Scout accelerated motion estimation and reduction (SAMER)
Daniel Polak, Daniel Nicolas Splitthoff, Bryan Clifford, Wei-Ching Lo,Susie Y. Huang, John Conklin, Lawrence L. Wald, Kawin Setsompop, Stephen Cauley
Abstract
Purpose
To demonstrate a navigator/tracking-free retrospective motion estimation technique that facilitates clinically acceptable reconstruction time.
Methods
Scout accelerated motion estimation and reduction (SAMER) uses a single 3-5 s, low-resolution scout scan and a novel sequence reordering to independently determine motion states by minimizing the data-consistency error in a SENSE plus motion forward model. This eliminates time-consuming alternating optimization as no updates to the imaging volume are required during the motion estimation. The SAMER approach was assessed quantitatively through extensive simulation and was evaluated in vivo across multiple motion scenarios and clinical imaging contrasts.
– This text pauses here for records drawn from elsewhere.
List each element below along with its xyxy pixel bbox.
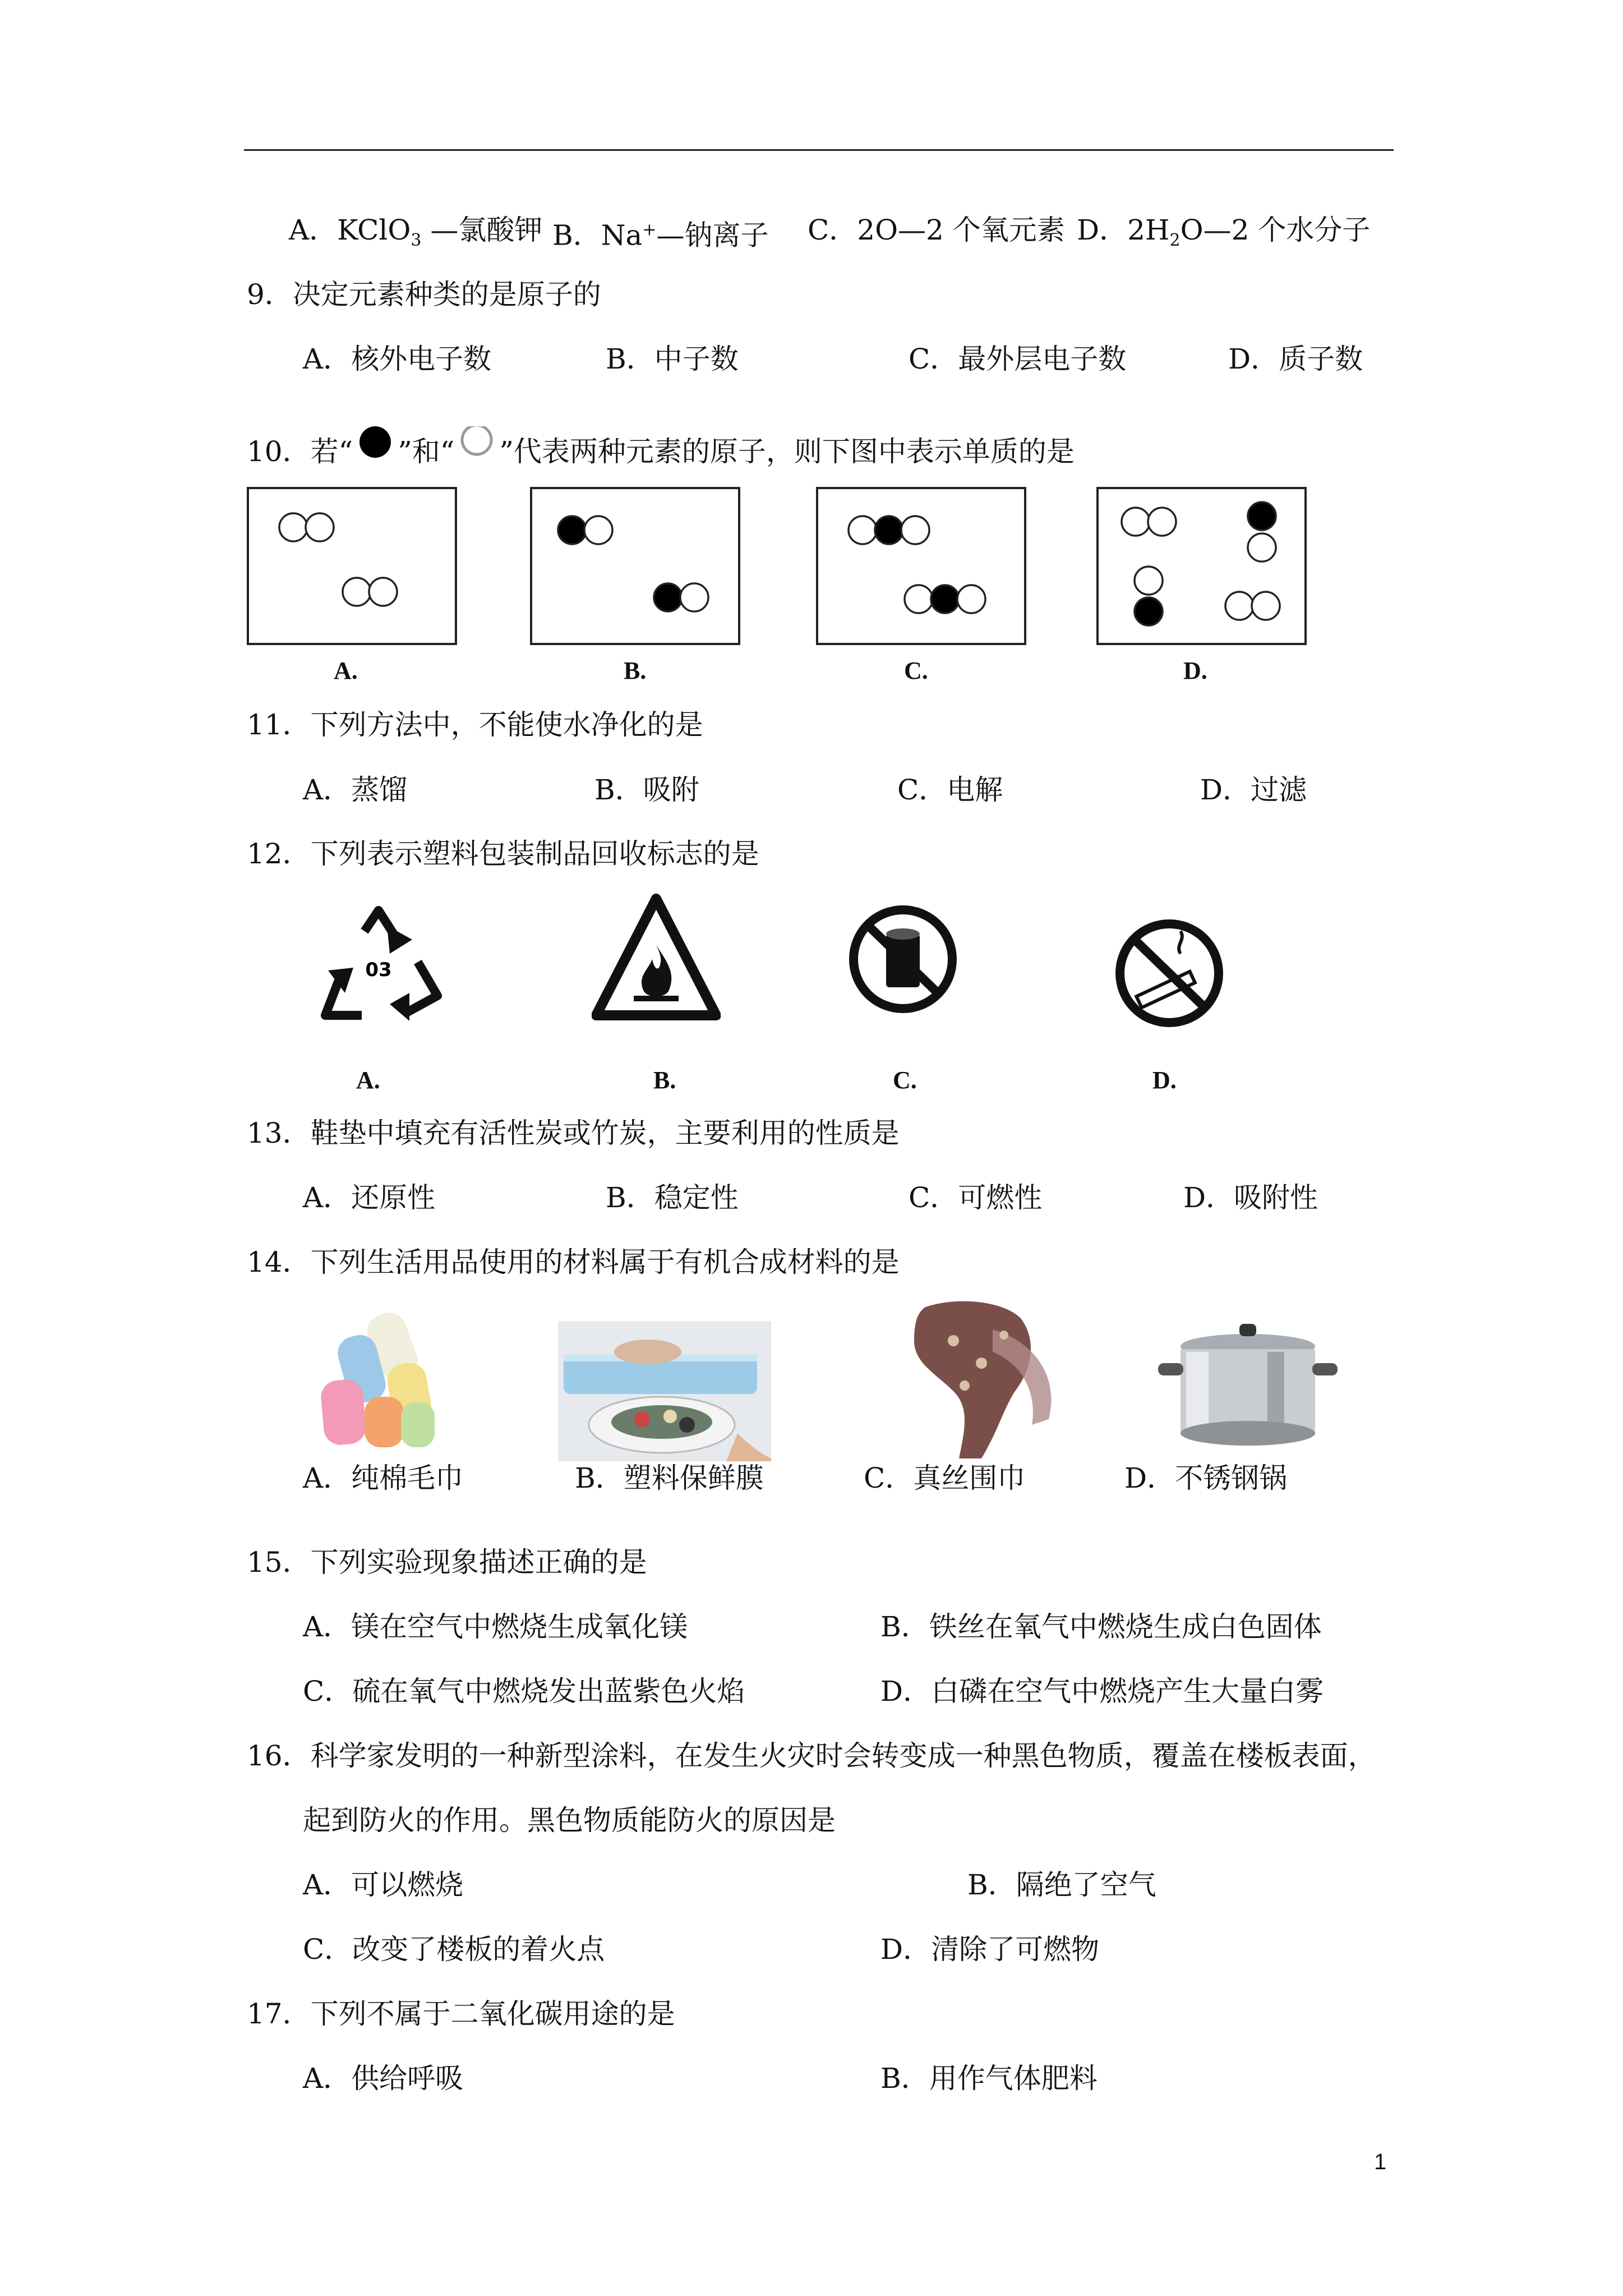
q17-option-a: A．供给呼吸 xyxy=(303,2062,464,2095)
q9-option-d: D．质子数 xyxy=(1228,343,1363,375)
recycle-code: 03 xyxy=(365,959,392,981)
q8-option-a: A．KClO$_3$ —氯酸钾 xyxy=(289,214,543,250)
q10-label-c: C. xyxy=(904,657,928,684)
q15-option-a: A．镁在空气中燃烧生成氧化镁 xyxy=(303,1611,688,1643)
q12-label-b: B. xyxy=(653,1066,676,1094)
q9-option-c: C．最外层电子数 xyxy=(909,343,1127,375)
q14-option-d: D．不锈钢锅 xyxy=(1124,1462,1288,1494)
q13-option-b: B．稳定性 xyxy=(606,1181,739,1214)
q16-option-b: B．隔绝了空气 xyxy=(967,1869,1156,1901)
q16-stem-line1: 16．科学家发明的一种新型涂料，在发生火灾时会转变成一种黑色物质，覆盖在楼板表面， xyxy=(247,1740,1376,1772)
q11-option-a: A．蒸馏 xyxy=(303,774,408,806)
q15-stem: 15．下列实验现象描述正确的是 xyxy=(247,1546,647,1579)
q12-stem: 12．下列表示塑料包装制品回收标志的是 xyxy=(247,838,759,870)
q11-option-b: B．吸附 xyxy=(594,774,699,806)
q10-label-b: B. xyxy=(624,657,647,684)
q13-option-a: A．还原性 xyxy=(303,1181,436,1214)
q10-box-b xyxy=(530,487,740,645)
q9-option-b: B．中子数 xyxy=(606,343,739,375)
q10-box-a xyxy=(247,487,457,645)
q9-option-a: A．核外电子数 xyxy=(303,343,492,375)
recycle-icon xyxy=(311,900,446,1027)
q10-stem: 10．若“ ”和“ ”代表两种元素的原子，则下图中表示单质的是 xyxy=(247,426,1075,468)
q9-stem: 9．决定元素种类的是原子的 xyxy=(247,278,601,311)
q14-option-a: A．纯棉毛巾 xyxy=(303,1462,464,1494)
q10-label-d: D. xyxy=(1183,657,1207,684)
q12-label-a: A. xyxy=(356,1066,380,1094)
q13-option-d: D．吸附性 xyxy=(1183,1181,1318,1214)
q17-option-b: B．用作气体肥料 xyxy=(880,2062,1098,2095)
q15-option-b: B．铁丝在氧气中燃烧生成白色固体 xyxy=(880,1611,1322,1643)
page-number: 1 xyxy=(1374,2150,1387,2174)
stainless-pot-image xyxy=(1155,1318,1340,1453)
q10-box-c xyxy=(816,487,1026,645)
header-rule xyxy=(244,149,1394,151)
q16-option-a: A．可以燃烧 xyxy=(303,1869,464,1901)
q15-option-d: D．白磷在空气中燃烧产生大量白雾 xyxy=(880,1675,1324,1708)
white-atom-icon xyxy=(454,426,499,466)
q16-option-c: C．改变了楼板的着火点 xyxy=(303,1933,605,1966)
q17-stem: 17．下列不属于二氧化碳用途的是 xyxy=(247,1998,675,2030)
q14-option-c: C．真丝围巾 xyxy=(864,1462,1026,1494)
q8-option-d: D．$2H_2O—2$ 个水分子 xyxy=(1077,214,1371,250)
q10-box-d xyxy=(1096,487,1307,645)
q11-option-d: D．过滤 xyxy=(1200,774,1307,806)
q15-option-c: C．硫在氧气中燃烧发出蓝紫色火焰 xyxy=(303,1675,745,1708)
q11-stem: 11．下列方法中，不能使水净化的是 xyxy=(247,708,703,741)
q10-label-a: A. xyxy=(334,657,358,684)
flammable-warning-icon xyxy=(592,892,721,1024)
no-oil-drum-icon xyxy=(847,900,959,1021)
towels-image xyxy=(311,1301,451,1453)
q11-option-c: C．电解 xyxy=(897,774,1003,806)
q8-option-b: B．Na+—钠离子 xyxy=(552,219,769,252)
q13-stem: 13．鞋垫中填充有活性炭或竹炭，主要利用的性质是 xyxy=(247,1117,900,1149)
q8-option-c: C．2O—2 个氧元素 xyxy=(808,214,1065,246)
black-atom-icon xyxy=(353,426,398,466)
q12-label-c: C. xyxy=(893,1066,917,1094)
q16-stem-line2: 起到防火的作用。黑色物质能防火的原因是 xyxy=(303,1804,836,1837)
plastic-wrap-image xyxy=(558,1321,771,1461)
q14-option-b: B．塑料保鲜膜 xyxy=(575,1462,764,1494)
silk-scarf-image xyxy=(892,1296,1071,1464)
q16-option-d: D．清除了可燃物 xyxy=(880,1933,1100,1966)
q14-stem: 14．下列生活用品使用的材料属于有机合成材料的是 xyxy=(247,1246,900,1278)
q13-option-c: C．可燃性 xyxy=(909,1181,1043,1214)
q12-label-d: D. xyxy=(1152,1066,1177,1094)
no-smoking-icon xyxy=(1113,914,1225,1035)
Finally, SAMER was synergistically combined with advanced encoding (Wave-CAIPI) to facilitate rapid motion-free imaging.
Results
The highly accelerated scout provided sufficient information to achieve accurate motion trajectory estimation (accuracy ~0.2 mm or degrees). The novel sequence reordering improved the stability of the motion parameter estimation and image reconstruction while preserving the clinical imaging contrast. Clinically acceptable computation times for the motion estimation (~4 s/shot) are demonstrated through a fully separable (non-alternating) motion search across the shots. Substantial artifact reduction was demonstrated in vivo as well as corresponding improvement in the quantitative error metric. Finally, the extension of SAMER to Wave-encoding enabled rapid high-quality imaging at up to R = 9-fold acceleration.
Conclusion
SAMER significantly improved the computational scalability for retrospective motion estimation and correction.